Firstly, its really important- and not always easy- to get the correct diagnosis for what your child has- is it epilepsy or is it something else? Is it epilepsyAND something else. If it IS epilepsy- what kind of epilepsy is it? I understand now there are many different types of seizures, and many different epileptic syndromes.

Frequently children like Dan, who have autism or cerebral palsy, or intellectual disability, also have some form of epilepsy. Once you know what sort of seizures or syndrome your child has, it is sometimes easier to manage, as some medications seem to work better with particular seizure types.

Secondly, get the best possible medical support you can. We live in a country area, so had to travel to Brisbane to find an appropriate specialist, once we realised Dan had one of the more difficult, or complex types of epilepsy. You also need a good GP- one you trust, who listens to you and your concerns, and takes the time to get to know you and your child. Recently Dan needed an MRI, and that meant he may need an anaesthetic to make him keep still while it was being done, which we didn’t really want. However we got a wonderful doctor, who was kind and patient, and sat down with Dan and talked with him.

He said “Dan, I think you can do this, without anaesthetic, I will help you to be really calm and still, we can do it together.” And Dan was able to do it, because he trusted the doctor. Other doctors may not have been as patient.

Be aware of what triggers your child’s seizures- and this may change over time. With Dan, we find lack of sleep, chocolate, and foods with a lot of sugar in seem to make them worse. Puberty and growth spurts also seem to have been a time when we have seen more seizures.
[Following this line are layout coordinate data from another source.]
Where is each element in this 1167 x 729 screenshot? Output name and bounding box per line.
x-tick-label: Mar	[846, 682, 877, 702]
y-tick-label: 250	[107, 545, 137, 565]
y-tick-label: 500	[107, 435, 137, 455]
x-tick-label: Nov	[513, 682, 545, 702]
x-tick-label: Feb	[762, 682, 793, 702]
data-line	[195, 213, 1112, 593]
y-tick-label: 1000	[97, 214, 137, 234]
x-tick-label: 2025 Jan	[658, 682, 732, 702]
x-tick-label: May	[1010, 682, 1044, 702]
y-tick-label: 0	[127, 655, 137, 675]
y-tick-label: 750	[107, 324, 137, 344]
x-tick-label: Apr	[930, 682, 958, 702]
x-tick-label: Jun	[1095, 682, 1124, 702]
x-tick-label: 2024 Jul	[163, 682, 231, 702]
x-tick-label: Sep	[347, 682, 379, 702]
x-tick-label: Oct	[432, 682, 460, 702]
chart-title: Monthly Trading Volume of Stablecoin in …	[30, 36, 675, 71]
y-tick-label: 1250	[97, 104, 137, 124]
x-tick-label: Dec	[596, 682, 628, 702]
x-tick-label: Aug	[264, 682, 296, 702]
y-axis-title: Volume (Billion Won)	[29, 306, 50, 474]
Dan has tried numerous epilepsy medications, but is now on Lamotrigine, and Zarontin- Zarontin is for his absence seizures.

I was the parent who took Dan to the doctors mostly, and talked with them, but then my husband also got involved in Dan’s care more, and that was a good thing, as he had more understanding of what was going on. I also got a lot of information and support from Epilepsy Queensland, and found Carer’s Queensland a wonderful help also.

In recent years, Dan had been bullied a lot by other kids at school, so his self esteem and confidence has suffered. We got some counselling for him, to help him with the bullying issue, and things are somewhat better now. Dan goes to a school with a Special Education Unit, and we are so proud of him, he was recently given an encouragement award. He is a good advocate for other kids who have epilepsy.